Seventeen people died and 11 were injured when a passenger bus careered off a road on a "killer curve" and plunged down a mountain in Hamtic, Antique on Tuesday, officials said Wednesday.

Provincial disaster agency head Roderick Train told AFP that seven people were in critical condition in the hospital and four others were stable, describing the section of road as "accident prone."

One Kenyan national was among those killed, and a second Kenyan was among those critically injured.


HANDOUT photo taken on December 5 and released on December 6 by the Iloilo City Disaster Risk Reduction and Management Office shows rescue personnel working at the scene where a bus plunged into a ravine in Hamtic town, Antique province. (Iloilo City Disaster Risk Reduction and Management Office/AFP)

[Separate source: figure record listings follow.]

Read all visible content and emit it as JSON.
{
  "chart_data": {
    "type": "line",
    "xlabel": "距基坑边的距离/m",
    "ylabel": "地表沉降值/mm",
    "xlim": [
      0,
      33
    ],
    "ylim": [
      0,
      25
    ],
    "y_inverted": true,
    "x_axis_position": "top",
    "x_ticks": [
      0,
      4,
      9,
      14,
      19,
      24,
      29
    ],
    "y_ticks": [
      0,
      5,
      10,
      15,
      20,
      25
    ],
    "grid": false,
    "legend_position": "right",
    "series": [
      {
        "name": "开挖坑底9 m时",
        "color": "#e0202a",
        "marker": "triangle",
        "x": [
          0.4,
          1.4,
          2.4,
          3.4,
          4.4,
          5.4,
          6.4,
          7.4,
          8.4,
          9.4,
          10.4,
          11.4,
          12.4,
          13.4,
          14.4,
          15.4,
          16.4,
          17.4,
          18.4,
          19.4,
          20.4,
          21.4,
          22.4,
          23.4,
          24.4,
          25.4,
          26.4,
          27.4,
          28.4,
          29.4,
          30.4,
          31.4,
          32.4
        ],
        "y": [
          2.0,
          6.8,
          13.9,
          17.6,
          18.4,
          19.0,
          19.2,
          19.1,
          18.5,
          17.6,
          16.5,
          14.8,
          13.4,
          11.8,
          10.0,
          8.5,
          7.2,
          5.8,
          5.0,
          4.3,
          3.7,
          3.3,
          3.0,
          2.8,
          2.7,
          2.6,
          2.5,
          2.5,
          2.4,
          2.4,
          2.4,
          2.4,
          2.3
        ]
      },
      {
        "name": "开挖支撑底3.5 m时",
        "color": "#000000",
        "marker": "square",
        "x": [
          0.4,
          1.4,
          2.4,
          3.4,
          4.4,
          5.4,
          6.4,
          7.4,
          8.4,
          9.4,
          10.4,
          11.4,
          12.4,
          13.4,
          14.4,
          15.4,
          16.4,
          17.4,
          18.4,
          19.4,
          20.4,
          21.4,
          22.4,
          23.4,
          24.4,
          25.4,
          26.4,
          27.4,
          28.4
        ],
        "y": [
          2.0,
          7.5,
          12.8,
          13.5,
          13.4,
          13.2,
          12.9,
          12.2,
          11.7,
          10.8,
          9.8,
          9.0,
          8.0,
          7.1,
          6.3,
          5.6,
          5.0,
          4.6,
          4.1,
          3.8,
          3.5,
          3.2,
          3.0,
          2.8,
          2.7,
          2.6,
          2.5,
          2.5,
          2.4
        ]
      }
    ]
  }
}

Gov. Rhodora Cadiao earlier told radio station DZRH there were four Kenyans on board the bus that was carrying mostly residents of Antique.

Police later clarified there were only two. Another body was still being identified.

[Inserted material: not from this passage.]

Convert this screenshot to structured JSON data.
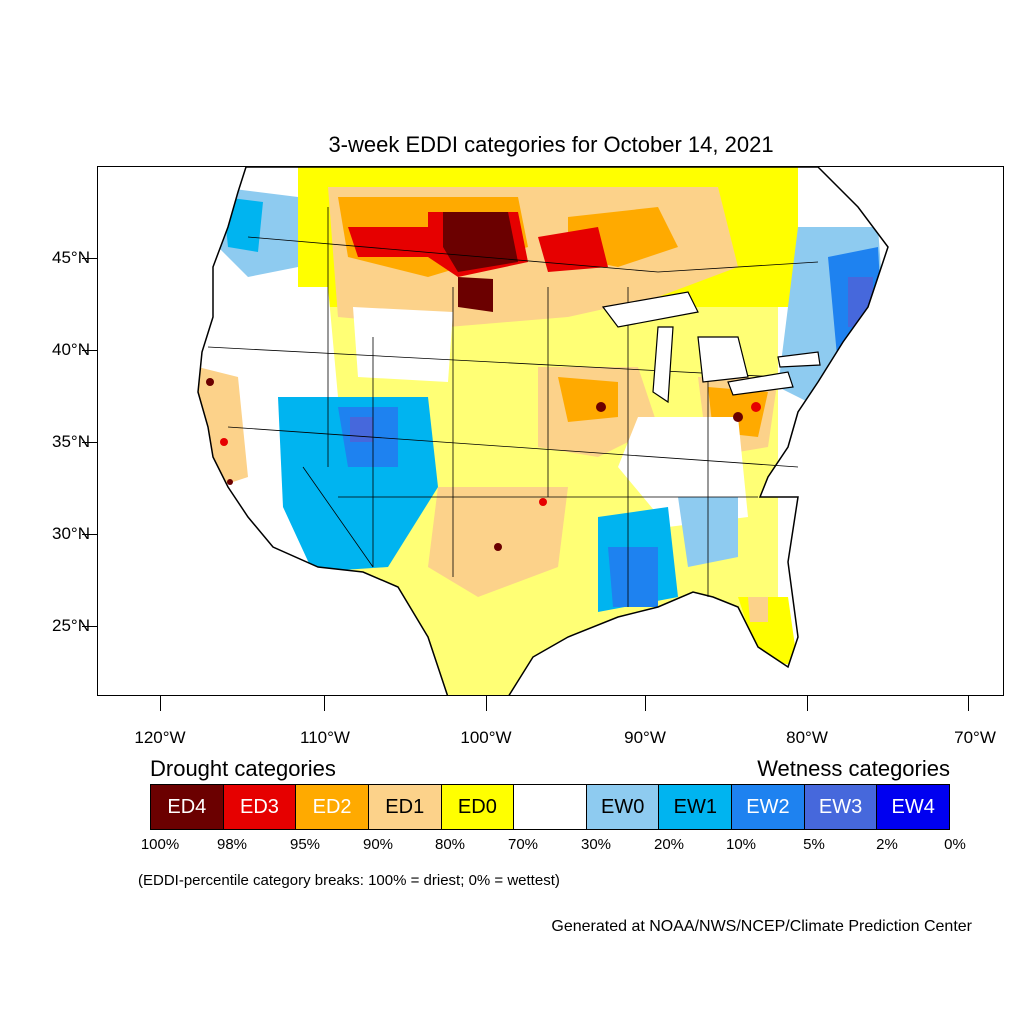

"I call that place 'killer curve' was already the second Ceres bus that fell off there," said Cadiao, referring to the bus company.

"With the many number of deaths that road must be abandoned...and make another road to make that area safe."

The heavily forested ravine was around 30 meters (100 feet) deep, Cadiao said.

Train said the bus "fell from a high place," resulting in many casualties.

"Based on the witnesses, it was a mechanical failure. The driver lost control, possible brake failure," Train said.

Cadiao visited the hospital where survivors were being treated for their injuries. She promised government assistance for medical and funeral expenses of victims.

Train said the search and rescue operation had finished and authorities would now focus on retrieving the bus.

"We searched for the bodies until this morning," Train said. "It was tiring to go up and down."

Deadly road accidents are common in the Southeast Asian nation, where drivers frequently flout the rules and vehicles are often poorly maintained or overloaded.